During his tenure at the Ministry of Finance, his policies included the renegotiation of domestic and foreign debt, raising tariffs from 10% to 20%, adjusting the exchange rate according to domestic inflation, a special program for the sale of state-owned housing stock, and an increase in the gasoline tax.

After the regime’s defeat in the 1988 Chilean national plebiscite, he returned to the cabinet on 21 October 1988, being appointed Minister of the Interior, a position he held until the end of the administration on 11 March 1990.

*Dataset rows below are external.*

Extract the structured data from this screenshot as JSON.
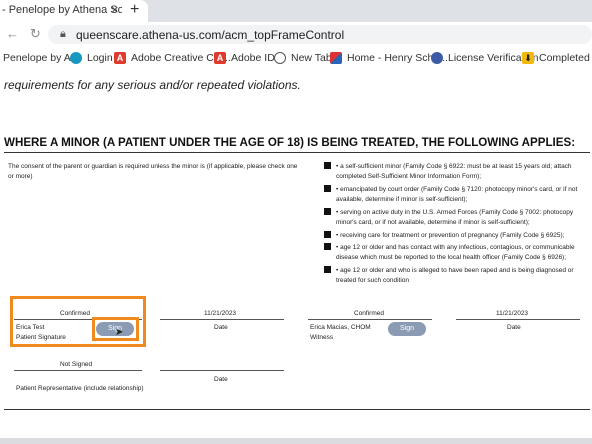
{
  "browser": {
    "tab_title": "- Penelope by Athena Softwa",
    "new_tab_symbol": "+",
    "close_symbol": "×",
    "url": "queenscare.athena-us.com/acm_topFrameControl",
    "bookmarks": [
      {
        "label": "Penelope by At...",
        "icon": "penelope-icon",
        "color": "#e8834a"
      },
      {
        "label": "Login",
        "icon": "salesforce-icon",
        "color": "#1798c1"
      },
      {
        "label": "Adobe Creative Clo...",
        "icon": "adobe-icon",
        "color": "#e03a2f"
      },
      {
        "label": "Adobe ID",
        "icon": "adobe-icon",
        "color": "#e03a2f"
      },
      {
        "label": "New Tab",
        "icon": "globe-icon",
        "color": "#555555"
      },
      {
        "label": "Home - Henry Sche...",
        "icon": "henry-schein-icon",
        "color": "#2b63b5"
      },
      {
        "label": "License Verification",
        "icon": "license-icon",
        "color": "#3b5ba7"
      },
      {
        "label": "Completed | Do",
        "icon": "download-icon",
        "color": "#f2b90c"
      }
    ]
  },
  "document": {
    "top_line": "requirements for any serious and/or repeated violations.",
    "section_heading": "WHERE A MINOR (A PATIENT UNDER THE AGE OF 18) IS BEING TREATED, THE FOLLOWING APPLIES:",
    "consent_text": "The consent of the parent or guardian is required unless the minor is (if applicable, please check one or more)",
    "options": [
      "• a self-sufficient minor (Family Code § 6922: must be at least 15 years old; attach completed Self-Sufficient Minor Information Form);",
      "• emancipated by court order (Family Code § 7120: photocopy minor's card, or if not available, determine if minor is self-sufficient);",
      "• serving on active duty in the U.S. Armed Forces (Family Code § 7002: photocopy minor's card, or if not available, determine if minor is self-sufficient);",
      "• receiving care for treatment or prevention of pregnancy (Family Code § 6925);",
      "• age 12 or older and has contact with any infectious, contagious, or communicable disease which must be reported to the local health officer (Family Code § 6926);",
      "• age 12 or older and who is alleged to have been raped and is being diagnosed or treated for such condition"
    ],
    "patient_sig": {
      "status": "Confirmed",
      "name": "Erica Test",
      "role": "Patient Signature",
      "button": "Sign"
    },
    "patient_date": {
      "value": "11/21/2023",
      "label": "Date"
    },
    "witness_sig": {
      "status": "Confirmed",
      "name": "Erica Macias, CHOM",
      "role": "Witness",
      "button": "Sign"
    },
    "witness_date": {
      "value": "11/21/2023",
      "label": "Date"
    },
    "rep_sig": {
      "status": "Not Signed",
      "role": "Patient Representative (include relationship)"
    },
    "rep_date": {
      "label": "Date"
    }
  },
  "colors": {
    "highlight": "#f08a1e",
    "sign_button": "#8a9bb3"
  }
}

As head of the most senior and politically significant ministry, he led negotiations between the ruling bloc and the opposition from May to June 1989, which resulted in the package of constitutional reforms submitted to the 1989 Chilean constitutional referendum held on 30 July 1989.

== Business career ==
In the private sector, he served as president of the Chilean Tobacco Company, Empresas Carozzi, Chilectra, and Empresas AASA, among others. He also replaced engineer José Yuraszeck as president of Enersis following the so-called Chispas case.

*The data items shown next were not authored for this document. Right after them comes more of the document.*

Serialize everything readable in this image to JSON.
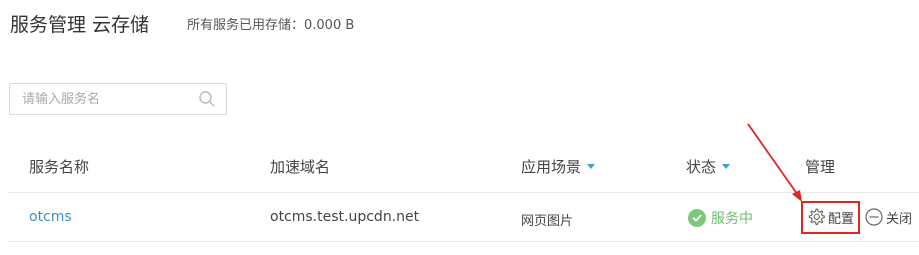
{
  "header": {
    "title": "服务管理 云存储",
    "storage_text": "所有服务已用存储：0.000 B"
  },
  "search": {
    "placeholder": "请输入服务名",
    "value": ""
  },
  "table": {
    "columns": {
      "name": "服务名称",
      "domain": "加速域名",
      "scene": "应用场景",
      "status": "状态",
      "manage": "管理"
    },
    "rows": [
      {
        "name": "otcms",
        "domain": "otcms.test.upcdn.net",
        "scene": "网页图片",
        "status": "服务中",
        "config_label": "配置",
        "close_label": "关闭"
      }
    ]
  },
  "colors": {
    "link": "#3d8fc4",
    "status_ok": "#6cbf6c",
    "highlight": "#e0261f",
    "sort_caret": "#3fa3c8"
  },
  "icons": {
    "search": "search-icon",
    "status": "check-circle-icon",
    "config": "gear-icon",
    "close": "minus-circle-icon",
    "sort": "caret-down-icon"
  }
}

He sat on the boards of Banco HNS, Almacenes París, Invertec, Sipsa, San Jorge, Bice Vida, Empresas Torre, and Pesquera Coloso.

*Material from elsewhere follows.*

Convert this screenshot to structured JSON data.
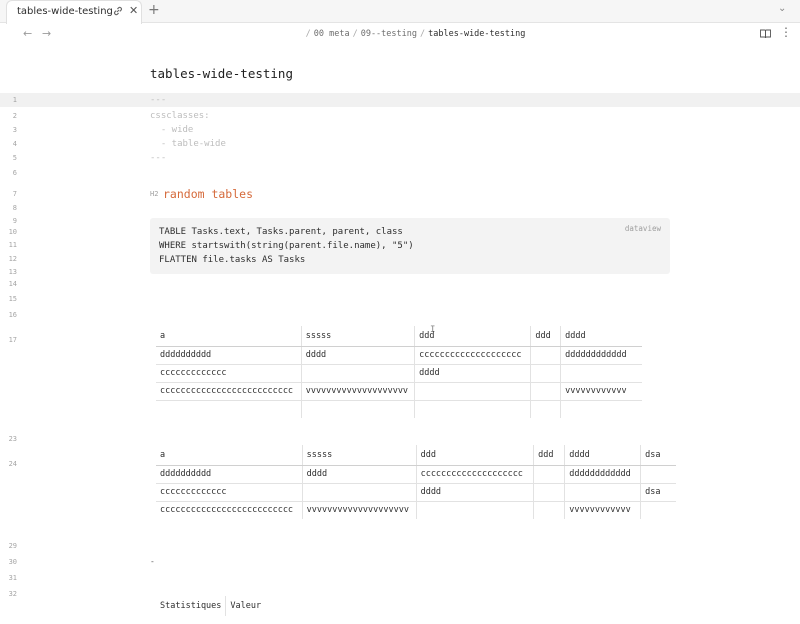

From mid-1991 onward, he chaired the board of the think tank Libertad y Desarrollo (LyD), a research institute linked to the Chilean right. In the late 1990s, his most notable public appearances included support for General Pinochet during his arrest in London, United Kingdom, and support for Joaquín Lavín, candidate of the Independent Democratic Union (UDI), in the 1999–2000 Chilean presidential election, in which Lavín finished second.

He has also held academic posts, serving as director of the Institute of Political Economy at the Adolfo Ibáñez University and as a lecturer at the University for Development.

=== Distinctions ===
- “Personas y Desarrollo” Award, granted during the Percade Congress 2009.
- National Award of the Colegio de Ingenieros de Chile (2009).